In my case, early on a lean body registered in my mind as a subjective component of beauty, of my beauty. Meanwhile, my soul always knew I really could not care less for that definition. “If you were alone in this world and there was no one to pay attention to how your body looked, you would never give the shape of your body a second thought,” my inner voice would brusquely say. The same voice would mockingly answer, “but you are not alone in this world and there are people watching. People like men which you happen to like and enjoy a lot.” There it was. Unmistakably, working on having a lean body for beauty’s sake, in my case, was always about someone else’s beholding of beauty that I in turn promised myself I could have. Therefore, depending on who was in the horizon and depending on what was going on in the external world, sometimes I would succeed with my diet and sometimes I would not.

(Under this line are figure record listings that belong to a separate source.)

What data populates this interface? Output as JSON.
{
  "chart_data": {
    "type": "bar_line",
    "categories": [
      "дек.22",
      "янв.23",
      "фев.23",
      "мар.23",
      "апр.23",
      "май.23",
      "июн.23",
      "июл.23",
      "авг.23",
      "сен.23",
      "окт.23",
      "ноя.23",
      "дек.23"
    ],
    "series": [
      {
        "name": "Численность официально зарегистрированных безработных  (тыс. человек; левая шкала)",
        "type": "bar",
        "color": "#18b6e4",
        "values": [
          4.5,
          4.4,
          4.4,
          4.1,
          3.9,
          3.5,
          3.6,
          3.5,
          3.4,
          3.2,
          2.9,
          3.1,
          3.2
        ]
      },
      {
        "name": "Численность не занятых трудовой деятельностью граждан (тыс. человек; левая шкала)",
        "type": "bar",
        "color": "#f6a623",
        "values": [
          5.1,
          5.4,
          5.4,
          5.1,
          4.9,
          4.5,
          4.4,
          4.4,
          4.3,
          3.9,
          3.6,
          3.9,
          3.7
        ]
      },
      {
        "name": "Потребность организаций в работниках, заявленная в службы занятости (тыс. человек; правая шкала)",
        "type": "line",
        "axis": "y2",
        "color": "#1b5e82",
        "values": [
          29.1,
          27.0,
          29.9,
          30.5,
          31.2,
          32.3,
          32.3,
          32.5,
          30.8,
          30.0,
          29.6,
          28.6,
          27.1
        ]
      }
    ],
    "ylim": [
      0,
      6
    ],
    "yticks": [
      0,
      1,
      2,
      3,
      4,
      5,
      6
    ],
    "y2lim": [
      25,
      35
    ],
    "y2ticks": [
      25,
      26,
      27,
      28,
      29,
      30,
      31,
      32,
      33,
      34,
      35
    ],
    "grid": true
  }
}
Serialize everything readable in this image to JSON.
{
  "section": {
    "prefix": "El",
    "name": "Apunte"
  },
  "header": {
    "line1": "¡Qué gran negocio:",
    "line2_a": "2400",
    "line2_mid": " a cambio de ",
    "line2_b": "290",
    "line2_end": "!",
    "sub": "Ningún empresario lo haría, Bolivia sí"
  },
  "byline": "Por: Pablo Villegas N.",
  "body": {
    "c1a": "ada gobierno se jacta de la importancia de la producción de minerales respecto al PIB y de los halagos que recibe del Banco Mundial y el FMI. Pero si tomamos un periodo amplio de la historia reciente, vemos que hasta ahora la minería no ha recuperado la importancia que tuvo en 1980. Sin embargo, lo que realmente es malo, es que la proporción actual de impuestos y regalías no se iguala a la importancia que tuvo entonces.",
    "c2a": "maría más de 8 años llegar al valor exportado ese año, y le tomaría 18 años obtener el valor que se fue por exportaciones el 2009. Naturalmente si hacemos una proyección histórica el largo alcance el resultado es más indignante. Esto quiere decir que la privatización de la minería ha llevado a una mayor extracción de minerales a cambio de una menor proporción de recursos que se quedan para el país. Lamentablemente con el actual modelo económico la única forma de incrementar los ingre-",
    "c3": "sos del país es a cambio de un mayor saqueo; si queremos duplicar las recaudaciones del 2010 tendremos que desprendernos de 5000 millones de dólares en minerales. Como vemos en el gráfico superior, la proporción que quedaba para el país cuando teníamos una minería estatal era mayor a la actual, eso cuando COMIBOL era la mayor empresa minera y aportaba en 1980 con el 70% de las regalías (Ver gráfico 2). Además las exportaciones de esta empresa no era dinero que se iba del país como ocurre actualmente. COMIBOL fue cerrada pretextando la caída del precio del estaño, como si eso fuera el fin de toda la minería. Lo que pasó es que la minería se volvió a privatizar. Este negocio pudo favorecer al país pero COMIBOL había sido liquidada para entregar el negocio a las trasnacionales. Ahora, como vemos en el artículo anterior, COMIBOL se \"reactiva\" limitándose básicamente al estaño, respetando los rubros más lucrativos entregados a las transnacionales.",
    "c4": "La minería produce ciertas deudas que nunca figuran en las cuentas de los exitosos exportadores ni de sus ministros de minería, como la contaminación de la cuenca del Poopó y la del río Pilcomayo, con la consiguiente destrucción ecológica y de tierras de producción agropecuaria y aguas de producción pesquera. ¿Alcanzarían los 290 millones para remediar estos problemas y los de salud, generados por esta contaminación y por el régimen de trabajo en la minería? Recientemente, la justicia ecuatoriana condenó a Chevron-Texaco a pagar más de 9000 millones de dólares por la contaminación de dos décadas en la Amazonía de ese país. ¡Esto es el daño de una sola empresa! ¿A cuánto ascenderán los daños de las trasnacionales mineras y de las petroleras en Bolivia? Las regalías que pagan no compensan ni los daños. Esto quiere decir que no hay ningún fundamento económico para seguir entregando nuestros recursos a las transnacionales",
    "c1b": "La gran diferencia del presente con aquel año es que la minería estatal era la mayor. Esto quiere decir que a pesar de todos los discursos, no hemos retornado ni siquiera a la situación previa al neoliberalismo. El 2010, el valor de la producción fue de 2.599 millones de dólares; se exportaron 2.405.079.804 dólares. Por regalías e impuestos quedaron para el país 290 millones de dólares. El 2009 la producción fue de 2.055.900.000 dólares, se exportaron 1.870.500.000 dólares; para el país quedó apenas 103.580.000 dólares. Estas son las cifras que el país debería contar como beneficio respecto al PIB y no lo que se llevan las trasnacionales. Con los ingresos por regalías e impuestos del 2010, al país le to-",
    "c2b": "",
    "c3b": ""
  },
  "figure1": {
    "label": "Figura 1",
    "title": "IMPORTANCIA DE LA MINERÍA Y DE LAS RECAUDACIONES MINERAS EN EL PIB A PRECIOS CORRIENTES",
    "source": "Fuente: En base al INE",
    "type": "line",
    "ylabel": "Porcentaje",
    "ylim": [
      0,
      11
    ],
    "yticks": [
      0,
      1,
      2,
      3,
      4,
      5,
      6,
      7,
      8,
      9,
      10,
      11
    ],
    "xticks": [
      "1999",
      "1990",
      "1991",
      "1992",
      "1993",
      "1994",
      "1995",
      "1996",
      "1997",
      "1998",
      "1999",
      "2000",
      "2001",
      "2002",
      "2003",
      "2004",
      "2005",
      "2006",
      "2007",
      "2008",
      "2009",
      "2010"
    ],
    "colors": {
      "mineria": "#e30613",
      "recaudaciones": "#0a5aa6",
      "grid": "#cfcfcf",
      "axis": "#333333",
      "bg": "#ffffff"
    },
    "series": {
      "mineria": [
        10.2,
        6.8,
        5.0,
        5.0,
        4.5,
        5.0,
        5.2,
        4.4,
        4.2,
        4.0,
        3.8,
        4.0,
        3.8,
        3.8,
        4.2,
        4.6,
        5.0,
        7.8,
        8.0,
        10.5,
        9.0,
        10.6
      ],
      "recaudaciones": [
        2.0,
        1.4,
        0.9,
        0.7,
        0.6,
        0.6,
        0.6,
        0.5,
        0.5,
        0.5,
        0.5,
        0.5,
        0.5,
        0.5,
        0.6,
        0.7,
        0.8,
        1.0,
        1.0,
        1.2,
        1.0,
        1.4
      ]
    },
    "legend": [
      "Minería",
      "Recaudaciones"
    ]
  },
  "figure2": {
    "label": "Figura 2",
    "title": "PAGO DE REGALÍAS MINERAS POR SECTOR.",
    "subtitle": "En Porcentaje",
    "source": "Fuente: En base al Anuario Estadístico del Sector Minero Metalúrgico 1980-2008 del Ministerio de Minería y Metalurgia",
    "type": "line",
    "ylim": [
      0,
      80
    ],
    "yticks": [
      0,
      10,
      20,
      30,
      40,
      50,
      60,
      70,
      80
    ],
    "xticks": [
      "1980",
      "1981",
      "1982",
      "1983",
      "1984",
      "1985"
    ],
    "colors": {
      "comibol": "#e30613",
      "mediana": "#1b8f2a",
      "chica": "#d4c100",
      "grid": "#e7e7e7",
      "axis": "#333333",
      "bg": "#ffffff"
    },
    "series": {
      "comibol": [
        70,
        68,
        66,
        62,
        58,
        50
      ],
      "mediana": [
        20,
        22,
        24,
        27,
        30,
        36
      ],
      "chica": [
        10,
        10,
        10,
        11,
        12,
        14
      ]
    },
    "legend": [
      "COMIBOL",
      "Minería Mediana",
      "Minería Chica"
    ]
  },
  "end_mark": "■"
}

Fast forward 40 years. The exquisiteness of aging is that if you want to, you can see the “why” of your dances. It is ageing’s super-power. When I dug deep into “why do you genuinely want to lose weight and have a lean body?” I found this: “because I genuinely want optimal health and science says lean bodies that are the result of healthy eating, exercise and balance are presumably healthier.”
It turns out who I truly am wants to have optimal health for as long as possible because living in health is an important tenet of my life. It is that simple. If I were alone in this world, I would still want to enjoy optimal health because I want to always be able to move and dance and write. If having a lean body gave that chance to me, I would totally go for it even if there was nobody watching. Ah, “therein lies the rub” and the weight is coming off for the first time in a long while.
As you can appreciate, losing weight to have a lean body, be it for beauty or health, yields the same exact outcome: a lean body. But when the “why” of what you are promising yourself is aligned with who you are, that integrity will keep you from disappointing yourself. Nowadays I would tell my younger self to just stop when faced with a broken self-promise. I would advise her to take a dive into “why” she was promising herself something she is unwilling to do. I would tell her that although the answer to that question could take a while, it will inevitably lead to the path where true self-actualization lies. I would further tell the younger version of me that whenever faced with a goal that is in contradiction with her “self”, to know that chances are she is working on someone else’s idea of what her life is. I would advise her to stop and recalibrate. I would say, girl, this is your chance to change your direction and place yourself in the path that is aligned with who you are and/or are meant to be. Go for it!